Here, as in Merchant, O’Brien and Drumm, a for-profit corporation, Bank of America, provided all funding of the loan itself, while a non-profit entity, EduCap, guaranteed the loan. EduCap also provided additional services, by disbursing and servicing the loan. Plaintiff argues that Congress, in its formulation of section 523(a)(8)(A)®, made a distinction between guaranteeing a loan and “funding in whole or in part” a loan. He notes that the first clause of the provision (“loan made, insured, or guaranteed by a governmental unit”) specifically references guaranteeing a loan, but the second clause (“made under any program funded in whole or in part by a governmental unit or nonprofit institution”) does not. Because non-profit institutions are mentioned only in the second clause, plaintiff argues that Congress did not intend for a non-profit institution that only guaranteed a loan to qualify for the exemption.

The plaintiffs argument is not entirely without merit, but it fails to address the effect of the word “program” in the second *468clause of section 523(a)(8)(A)(i). Because the first clause refers to a “loan” and the second clause refers to a “program,” the distinction identified by plaintiff is insufficient, by itself, to illuminate Congress’ intent.

The court finds that EduCap, by acting as a disbursement agent, servicer and guarantor for education loans, funded the program under which plaintiffs loan was issued. Like the non-profit entity in O’Brien, EduCap devoted its financial resources to the program by guaranteeing the loans provided by Bank of America, among other things. This decision is consistent with Merchant, O’Brien, and Drumm, and consistent with Congress’ intentionally stringent limits on the dis-chargeability of educational loans.
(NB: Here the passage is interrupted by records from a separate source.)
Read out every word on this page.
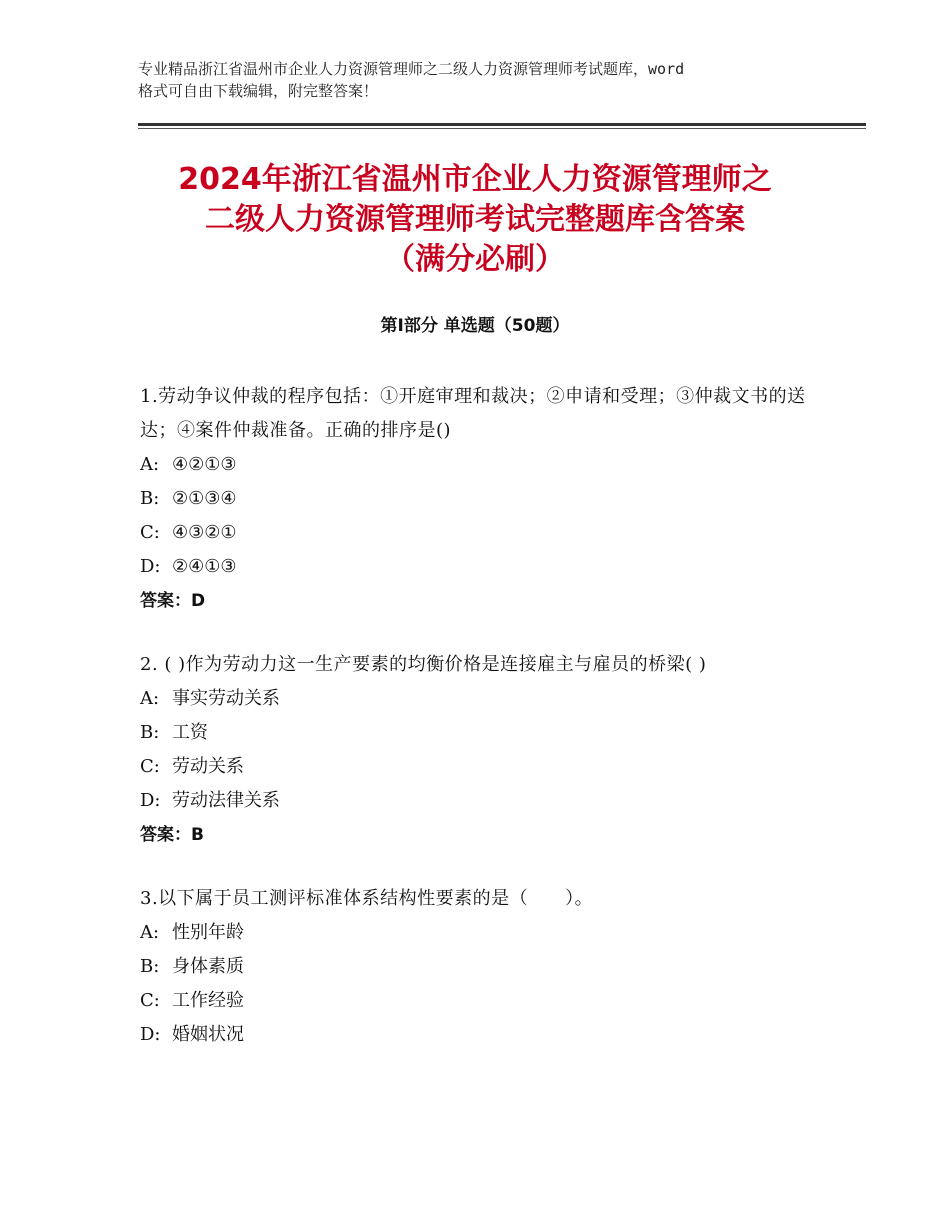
专业精品浙江省温州市企业人力资源管理师之二级人力资源管理师考试题库，word
格式可自由下载编辑，附完整答案！
2024年浙江省温州市企业人力资源管理师之
二级人力资源管理师考试完整题库含答案
（满分必刷）
第Ⅰ部分 单选题（50题）

1.劳动争议仲裁的程序包括：①开庭审理和裁决；②申请和受理；③仲裁文书的送达；④案件仲裁准备。正确的排序是()

A: ④②①③

B: ②①③④

C: ④③②①

D: ②④①③

答案：D

2. ( )作为劳动力这一生产要素的均衡价格是连接雇主与雇员的桥梁( )

A: 事实劳动关系

B: 工资

C: 劳动关系

D: 劳动法律关系

答案：B

3.以下属于员工测评标准体系结构性要素的是（　　）。

A: 性别年龄

B: 身体素质

C: 工作经验

D: 婚姻状况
Segal, 57 F.3d at 348 (“[T]he legislative history of section 523(a)(8) teaches that the exclusion of educational loans from the discharge provisions was designed to remedy abuses of the educational loan system ... and to safeguard the financial integrity of educational loan programs.”)

Each of plaintiffs claims is premised on the fact that the loan at issue was discharged in bankruptcy. Because the loan was in fact properly excepted from discharge, plaintiff cannot prevail on his claims under the FDCPA, the Pennsylvania Unfair Trade Practices and Consumer Protection Law, or tort law.

IV. CONCLUSION

For the reasons set forth above, defendant’s motion for summary judgment will be granted as to both defendants. An appropriate order follows.

ORDER

AND NOW, this 22nd day of May, 2012, having considered the defendants’ motion for summary judgment [doc. no. 37], and any opposition thereto, IT IS HEREBY ORDERED that the motion for summary judgment is GRANTED as to defendant EduCap, Inc. and defendant Davis Davis Attorneys.
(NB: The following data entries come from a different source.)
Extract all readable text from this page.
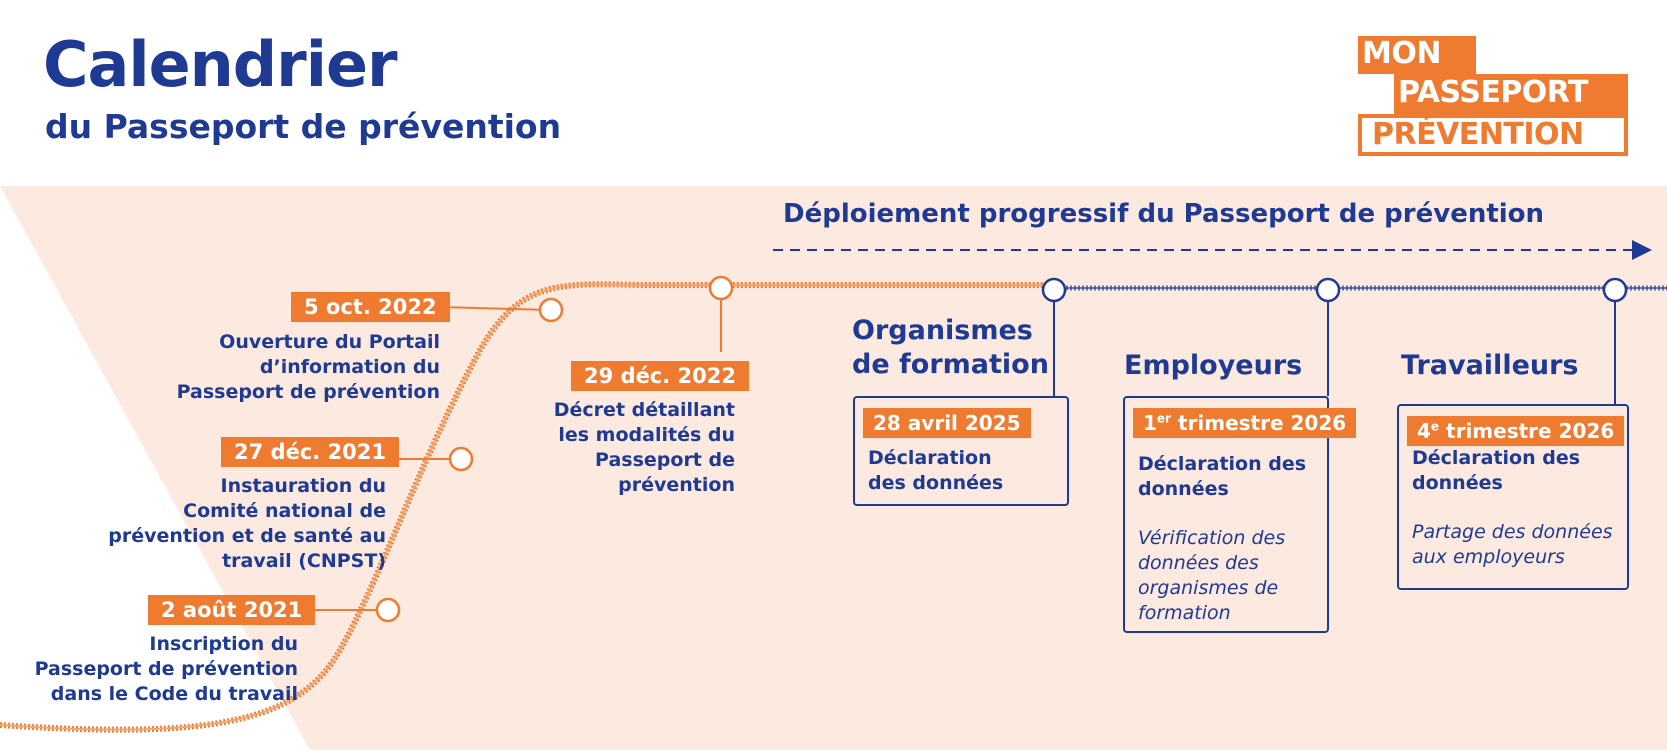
Calendrier
du Passeport de prévention
MON
PASSEPORT
PRÉVENTION
Déploiement progressif du Passeport de prévention
2 août 2021
Inscription du
Passeport de prévention
dans le Code du travail
27 déc. 2021
Instauration du
Comité national de
prévention et de santé au
travail (CNPST)
5 oct. 2022
Ouverture du Portail
d’information du
Passeport de prévention
29 déc. 2022
Décret détaillant
les modalités du
Passeport de
prévention
Organismes
de formation
28 avril 2025
Déclaration
des données
Employeurs
1er trimestre 2026
Déclaration des
données
Vérification des
données des
organismes de
formation
Travailleurs
4e trimestre 2026
Déclaration des
données
Partage des données
aux employeurs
. Plaintiff denied the substance of the GSA agreement in his Response to the Concise Statement of Material Facts [Doc. No. 42] based on defendant's failure to provide plaintiff or the court with a copy of the GSA. While the version of the GSA provided as an appendix to defendant’s motion for summary judgment is heavily redacted, a relevant portion of the GSA titled "Schedule A" was provided for both the court and plaintiff. [Doc. 39, Ex. # 10], Because plaintiff is mistaken about defendant's failure to attach a copy of the relevant portions of the GSA, and no other objection to the facts was identified, the court finds that the material facts established by the agreement are not in dispute.

. Defendant does not argue that the loan qualifies for exemption from discharge under 11 U.S.C. § 523(a)(8)(B), which exempts "any other educational loan that is a qualified education loan,” as defined in the Internal Revenue code. Plaintiffs loan may be a "qualified education loan,” but because the court finds the loan to be exempt from discharge under section 523(a)(8)(A)(i), there is no need to analyze it under section 523(a)(8)(B).